FORT GEORGE G. MEADE, Md. (NNS) -- Current General Schedule (GS) employees at U.S. Fleet Cyber Command (FCC) and its 28 operational subordinates will be given the opportunity to convert to the Cyber Excepted Service (CES) beginning this May.
In 2016, Congress authorized the Department of Defense (DoD) to establish the civilian CES personnel system as an Enterprise-wide approach to effectively manage civilian cyber professionals.
According to Lt. Cmdr. Lauren Zack, FCC deputy for Human Resources, FCC will issue one-time ‘opt-in/out’ conversion letters to affected civilian personnel beginning in late May, and each employee has 30-days to either accept or decline voluntary conversion into CES. All of FCC (HQs and operational commands) are expected to convert into CES within the Department of the Navy personnel system by August 18.

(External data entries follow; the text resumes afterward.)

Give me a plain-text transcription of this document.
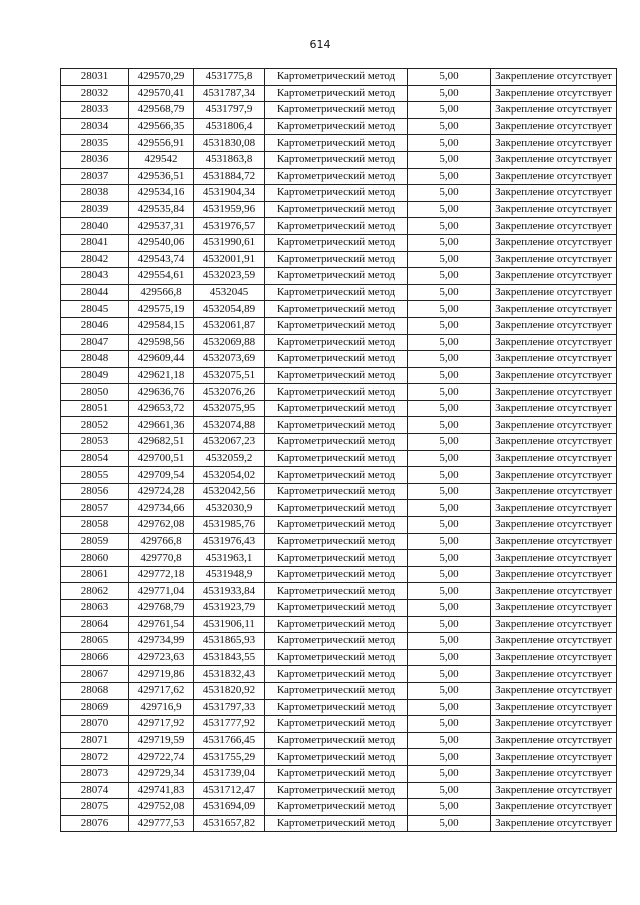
614
28031	429570,29	4531775,8	Картометрический метод	5,00	Закрепление отсутствует
28032	429570,41	4531787,34	Картометрический метод	5,00	Закрепление отсутствует
28033	429568,79	4531797,9	Картометрический метод	5,00	Закрепление отсутствует
28034	429566,35	4531806,4	Картометрический метод	5,00	Закрепление отсутствует
28035	429556,91	4531830,08	Картометрический метод	5,00	Закрепление отсутствует
28036	429542	4531863,8	Картометрический метод	5,00	Закрепление отсутствует
28037	429536,51	4531884,72	Картометрический метод	5,00	Закрепление отсутствует
28038	429534,16	4531904,34	Картометрический метод	5,00	Закрепление отсутствует
28039	429535,84	4531959,96	Картометрический метод	5,00	Закрепление отсутствует
28040	429537,31	4531976,57	Картометрический метод	5,00	Закрепление отсутствует
28041	429540,06	4531990,61	Картометрический метод	5,00	Закрепление отсутствует
28042	429543,74	4532001,91	Картометрический метод	5,00	Закрепление отсутствует
28043	429554,61	4532023,59	Картометрический метод	5,00	Закрепление отсутствует
28044	429566,8	4532045	Картометрический метод	5,00	Закрепление отсутствует
28045	429575,19	4532054,89	Картометрический метод	5,00	Закрепление отсутствует
28046	429584,15	4532061,87	Картометрический метод	5,00	Закрепление отсутствует
28047	429598,56	4532069,88	Картометрический метод	5,00	Закрепление отсутствует
28048	429609,44	4532073,69	Картометрический метод	5,00	Закрепление отсутствует
28049	429621,18	4532075,51	Картометрический метод	5,00	Закрепление отсутствует
28050	429636,76	4532076,26	Картометрический метод	5,00	Закрепление отсутствует
28051	429653,72	4532075,95	Картометрический метод	5,00	Закрепление отсутствует
28052	429661,36	4532074,88	Картометрический метод	5,00	Закрепление отсутствует
28053	429682,51	4532067,23	Картометрический метод	5,00	Закрепление отсутствует
28054	429700,51	4532059,2	Картометрический метод	5,00	Закрепление отсутствует
28055	429709,54	4532054,02	Картометрический метод	5,00	Закрепление отсутствует
28056	429724,28	4532042,56	Картометрический метод	5,00	Закрепление отсутствует
28057	429734,66	4532030,9	Картометрический метод	5,00	Закрепление отсутствует
28058	429762,08	4531985,76	Картометрический метод	5,00	Закрепление отсутствует
28059	429766,8	4531976,43	Картометрический метод	5,00	Закрепление отсутствует
28060	429770,8	4531963,1	Картометрический метод	5,00	Закрепление отсутствует
28061	429772,18	4531948,9	Картометрический метод	5,00	Закрепление отсутствует
28062	429771,04	4531933,84	Картометрический метод	5,00	Закрепление отсутствует
28063	429768,79	4531923,79	Картометрический метод	5,00	Закрепление отсутствует
28064	429761,54	4531906,11	Картометрический метод	5,00	Закрепление отсутствует
28065	429734,99	4531865,93	Картометрический метод	5,00	Закрепление отсутствует
28066	429723,63	4531843,55	Картометрический метод	5,00	Закрепление отсутствует
28067	429719,86	4531832,43	Картометрический метод	5,00	Закрепление отсутствует
28068	429717,62	4531820,92	Картометрический метод	5,00	Закрепление отсутствует
28069	429716,9	4531797,33	Картометрический метод	5,00	Закрепление отсутствует
28070	429717,92	4531777,92	Картометрический метод	5,00	Закрепление отсутствует
28071	429719,59	4531766,45	Картометрический метод	5,00	Закрепление отсутствует
28072	429722,74	4531755,29	Картометрический метод	5,00	Закрепление отсутствует
28073	429729,34	4531739,04	Картометрический метод	5,00	Закрепление отсутствует
28074	429741,83	4531712,47	Картометрический метод	5,00	Закрепление отсутствует
28075	429752,08	4531694,09	Картометрический метод	5,00	Закрепление отсутствует
28076	429777,53	4531657,82	Картометрический метод	5,00	Закрепление отсутствует
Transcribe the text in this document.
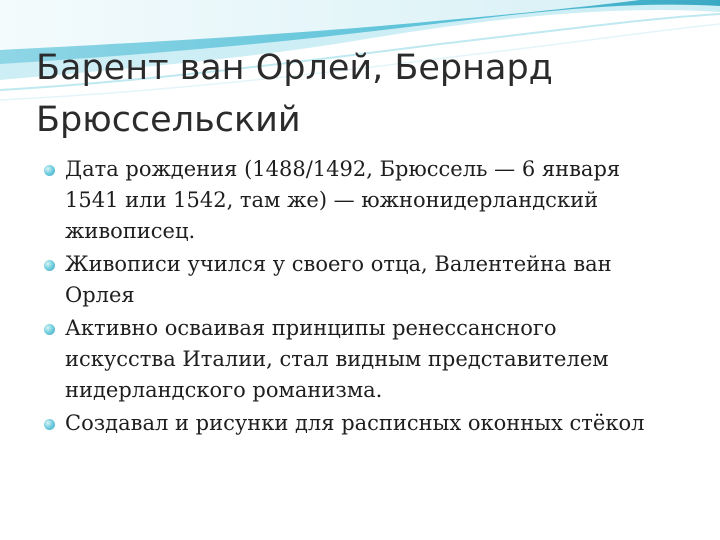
Барент ван Орлей, Бернард Брюссельский
Дата рождения (1488/1492, Брюссель — 6 января 1541 или 1542, там же) — южнонидерландский живописец.
Живописи учился у своего отца, Валентейна ван Орлея
Активно осваивая принципы ренессансного искусства Италии, стал видным представителем нидерландского романизма.
Создавал и рисунки для расписных оконных стёкол
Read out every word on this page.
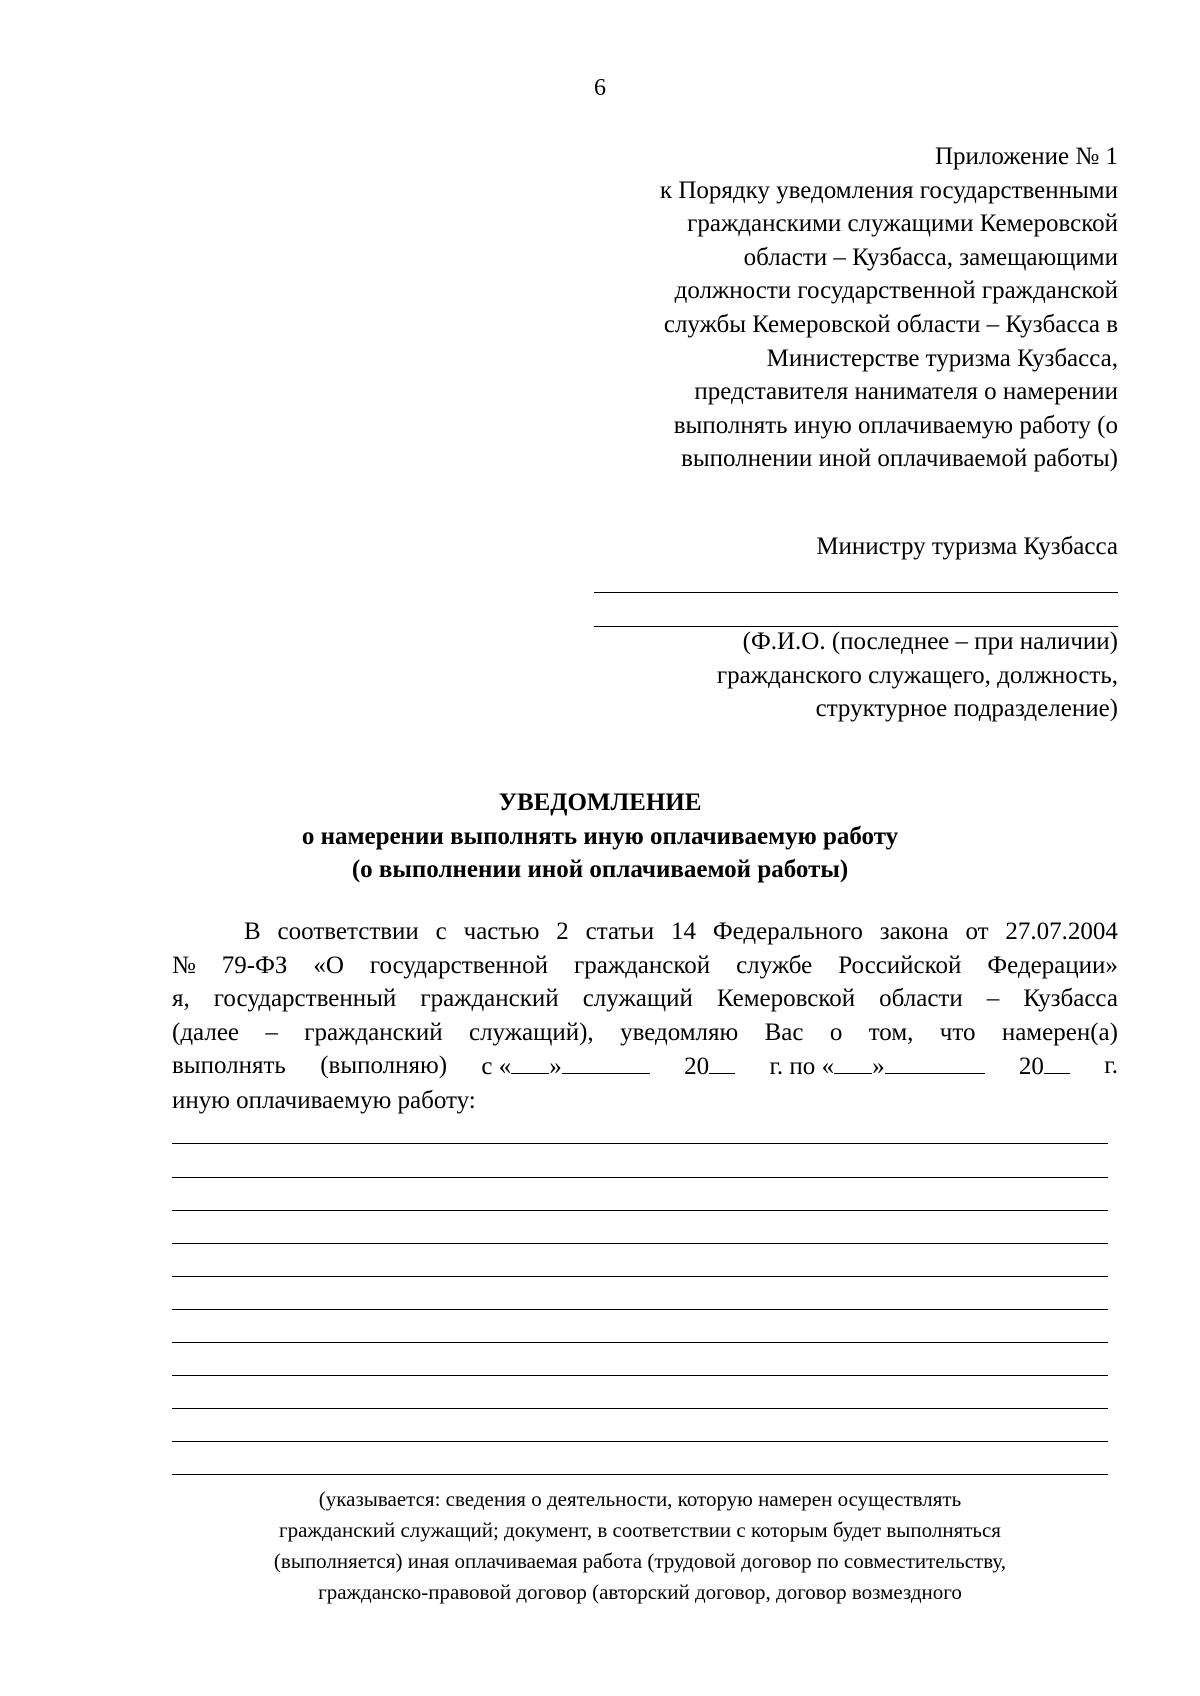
6
Приложение № 1
к Порядку уведомления государственными
гражданскими служащими Кемеровской
области – Кузбасса, замещающими
должности государственной гражданской
службы Кемеровской области – Кузбасса в
Министерстве туризма Кузбасса,
представителя нанимателя о намерении
выполнять иную оплачиваемую работу (о
выполнении иной оплачиваемой работы)
Министру туризма Кузбасса
(Ф.И.О. (последнее – при наличии)
гражданского служащего, должность,
структурное подразделение)
УВЕДОМЛЕНИЕ
о намерении выполнять иную оплачиваемую работу
(о выполнении иной оплачиваемой работы)
В соответствии с частью 2 статьи 14 Федерального закона от 27.07.2004
№ 79-ФЗ «О государственной гражданской службе Российской Федерации»
я, государственный гражданский служащий Кемеровской области – Кузбасса
(далее – гражданский служащий), уведомляю Вас о том, что намерен(а)
выполнять (выполняю) с « »	20	г. по « »	20	г.
иную оплачиваемую работу:
(указывается: сведения о деятельности, которую намерен осуществлять
гражданский служащий; документ, в соответствии с которым будет выполняться
(выполняется) иная оплачиваемая работа (трудовой договор по совместительству,
гражданско-правовой договор (авторский договор, договор возмездного
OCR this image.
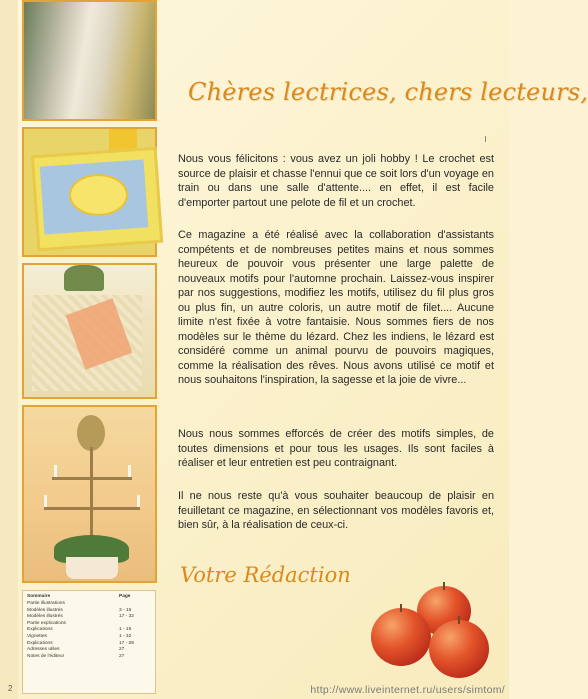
Sommaire	Page
Partie illustrations
Modèles illustrés	3 - 16
Modèles illustrés	17 - 32
Partie explications
Explications	1 - 16
Vignettes	1 - 32
Explications	17 - 28
Adresses utiles	27
Notes de l'éditeur	27
Chères lectrices, chers lecteurs,

Nous vous félicitons : vous avez un joli hobby ! Le crochet est source de plaisir et chasse l'ennui que ce soit lors d'un voyage en train ou dans une salle d'attente.... en effet, il est facile d'emporter partout une pelote de fil et un crochet.

Ce magazine a été réalisé avec la collaboration d'assistants compétents et de nombreuses petites mains et nous sommes heureux de pouvoir vous présenter une large palette de nouveaux motifs pour l'automne prochain. Laissez-vous inspirer par nos suggestions, modifiez les motifs, utilisez du fil plus gros ou plus fin, un autre coloris, un autre motif de filet.... Aucune limite n'est fixée à votre fantaisie. Nous sommes fiers de nos modèles sur le thème du lézard. Chez les indiens, le lézard est considéré comme un animal pourvu de pouvoirs magiques, comme la réalisation des rêves. Nous avons utilisé ce motif et nous souhaitons l'inspiration, la sagesse et la joie de vivre...

Nous nous sommes efforcés de créer des motifs simples, de toutes dimensions et pour tous les usages. Ils sont faciles à réaliser et leur entretien est peu contraignant.

Il ne nous reste qu'à vous souhaiter beaucoup de plaisir en feuilletant ce magazine, en sélectionnant vos modèles favoris et, bien sûr, à la réalisation de ceux-ci.

Votre Rédaction
2	http://www.liveinternet.ru/users/simtom/
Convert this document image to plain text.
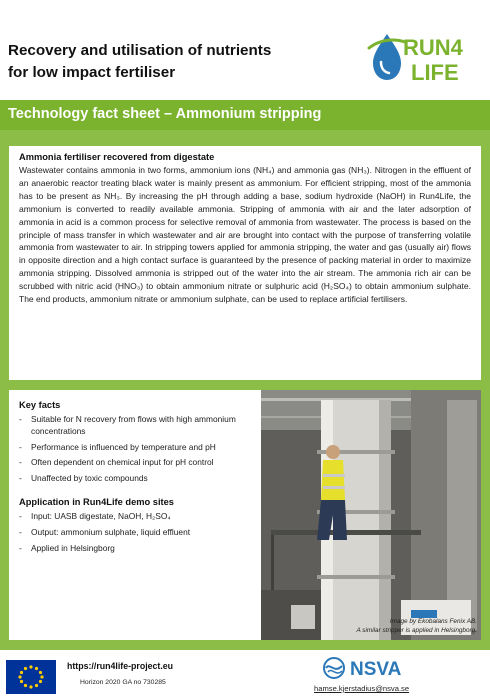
Recovery and utilisation of nutrients
for low impact fertiliser
RUN4
LIFE
Technology fact sheet – Ammonium stripping
Ammonia fertiliser recovered from digestate

Wastewater contains ammonia in two forms, ammonium ions (NH₄) and ammonia gas (NH₃). Nitrogen in the effluent of an anaerobic reactor treating black water is mainly present as ammonium. For efficient stripping, most of the ammonia has to be present as NH₃. By increasing the pH through adding a base, sodium hydroxide (NaOH) in Run4Life, the ammonium is converted to readily available ammonia. Stripping of ammonia with air and the later adsorption of ammonia in acid is a common process for selective removal of ammonia from wastewater. The process is based on the principle of mass transfer in which wastewater and air are brought into contact with the purpose of transferring volatile ammonia from wastewater to air. In stripping towers applied for ammonia stripping, the water and gas (usually air) flows in opposite direction and a high contact surface is guaranteed by the presence of packing material in order to maximize ammonia stripping. Dissolved ammonia is stripped out of the water into the air stream. The ammonia rich air can be scrubbed with nitric acid (HNO₃) to obtain ammonium nitrate or sulphuric acid (H₂SO₄) to obtain ammonium sulphate. The end products, ammonium nitrate or ammonium sulphate, can be used to replace artificial fertilisers.

Key facts
- Suitable for N recovery from flows with high ammonium concentrations
- Performance is influenced by temperature and pH
- Often dependent on chemical input for pH control
- Unaffected by toxic compounds
Application in Run4Life demo sites
- Input: UASB digestate, NaOH, H₂SO₄
- Output: ammonium sulphate, liquid effluent
- Applied in Helsingborg
Image by Ekobalans Fenix AB.
A similar stripper is applied in Helsingborg.
https://run4life-project.eu
Horizon 2020 GA no 730285
NSVA
hamse.kjerstadius@nsva.se
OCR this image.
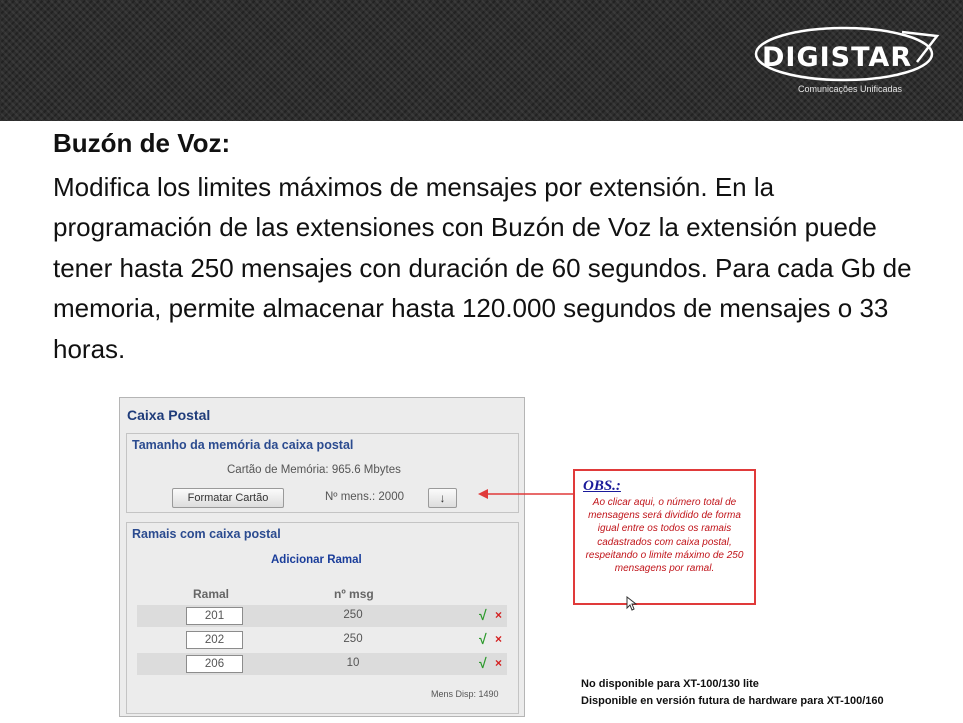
DIGISTAR
Comunicações Unificadas
Buzón de Voz:
Modifica los limites máximos de mensajes por extensión. En la programación de las extensiones con Buzón de Voz la extensión puede tener hasta 250 mensajes con duración de 60 segundos. Para cada Gb de memoria, permite almacenar hasta 120.000 segundos de mensajes o 33 horas.
Caixa Postal
Tamanho da memória da caixa postal
Cartão de Memória: 965.6 Mbytes
Formatar Cartão	Nº mens.: 2000	↓
Ramais com caixa postal
Adicionar Ramal
Ramal	nº msg
201	250	√ ×
202	250	√ ×
206	10	√ ×
Mens Disp: 1490
OBS.:
Ao clicar aqui, o número total de mensagens será dividido de forma igual entre os todos os ramais cadastrados com caixa postal, respeitando o limite máximo de 250 mensagens por ramal.
No disponible para XT-100/130 lite
Disponible en versión futura de hardware para XT-100/160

“The conversion into CES for current GS employees is voluntary,” said Zack. “If an employee declines to voluntarily convert to CES, the CES-designated position will be converted to CES when vacated by the employee. An employee’s decision to decline an offer to convert voluntarily to the excepted service will be final, although the employee may compete for other positions in CES.”
U.S. Fleet Forces Command is responsible for CES implementation, and the Director, Civilian Human Resources, Scott Raye, is leading the CES conversion effort. Raye has held several briefings for civilian employees across different commands who are affected by the conversion.
“The workforce briefings were designed to ensure all affected employees understood that all DoD Cyber Personnel currently assigned to the competitive service (GS) will be converted to CES, and the GS pay code will be converted to the excepted service (GG),” said Raye. “In addition, I provided them with an overview of how CES came about, implications to the employee and supervisor, changes to expect, as well as the implementation timeline.”
The new system was created to promote a culture that is based upon mission requirements and employee capabilities.
“CES provides agencies with the needed agility and flexibility for the recruitment, retention, and development of high quality cyber professionals,” said Raye. “This helps to further enhance the strategic goals of the Office of the Department of Defense, Chief Information Officer, Principal Cyber Advisor, and U.S. Cyber Command (CYBERCOM).”
CES implementation and hiring, which applies to positions that perform, manage, supervise, or support functions necessary to execute the responsibilities of CYBERCOM, is being implemented in phases. Phase I began in August 2017 with the United States Cyber Command, Joint Force Headquarters-DoD Information Networks, and Office of the Deputy Chief Information Officer for Cybersecurity. Beginning August 2019, Phase II implementation and hiring will occur at Defense Information Systems Agency and the Service Cyber Components. Following the completion of Phase II, Phase III conversion is projected to commence beginning in in Jan 2023 based on forthcoming congressional and DoD guidance.
Under CES, employees will be converted from the competitive service to the excepted service with no change in salary, grade, job title, position or duties.
“In order to convert positions that were previously classified under the competitive service, a CES position description cover sheet will be utilized to align positions to elements of the CES occupational structure,” said Raye. “During the CES conversion process, the integrity of the position (title, occupational series, duties, qualification, and grade) will remain unchanged at the point of conversion.”
Current employees will not see a change in pay or lose their competitive status when they convert to CES. Any completed probationary periods will be grandfathered in and documented career-ladders will continue. Converting from the competitive service to CES will not impact an employee’s federal benefits, current protections and appeal rights.
Some of the changes implemented by CES for current DoD employees include: future compensation initiatives, future rotational assignments across the DoD cyber community, promotions and quality step increase awards up to step 12, and qualification-based requirements for promotion.
“High value is placed on experience, which transcends the typical time-based approach in the competitive service,” said Raye. “Promotions within CES are qualification based with no time-in-grade requirements for advancement.”
In order to keep up with civilian markets, compensation under CES leverages a market-based pay structure to deliver competitive compensation packages. Under CES, new hires will be appointed under excepted service appointment authorities versus competitive service authorities.
“In order to fast-track the hiring of a civilian workforce, CES is designed to give hiring managers the discretion to utilize direct hire authority and spot hire through agile recruitment sourcing outside the traditional confines of the USAJobs platform,” said Raye. “Under CES, applicants can be sourced by any legal means, with or without public notification and/or vacancy announcements, therefore streamlining the recruitment process.”
Additional information regarding CES conversion and specific POCs for each CES functional area will be released in the near future. Employees should contact their local servicing Human Resources Office for additional information regarding their organization’s specific procedures for implementing CES authorities and flexibilities.
FCC is responsible for Navy information network operations, offensive and defensive cyberspace operations, space operations and signals intelligence. C10F is the operational arm of Fleet Cyber Command and executes its mission through a task force structure similar to other warfare commanders. In this role, C10F provides support of Navy and joint missions in cyber/networks, cryptologic/signals intelligence and space.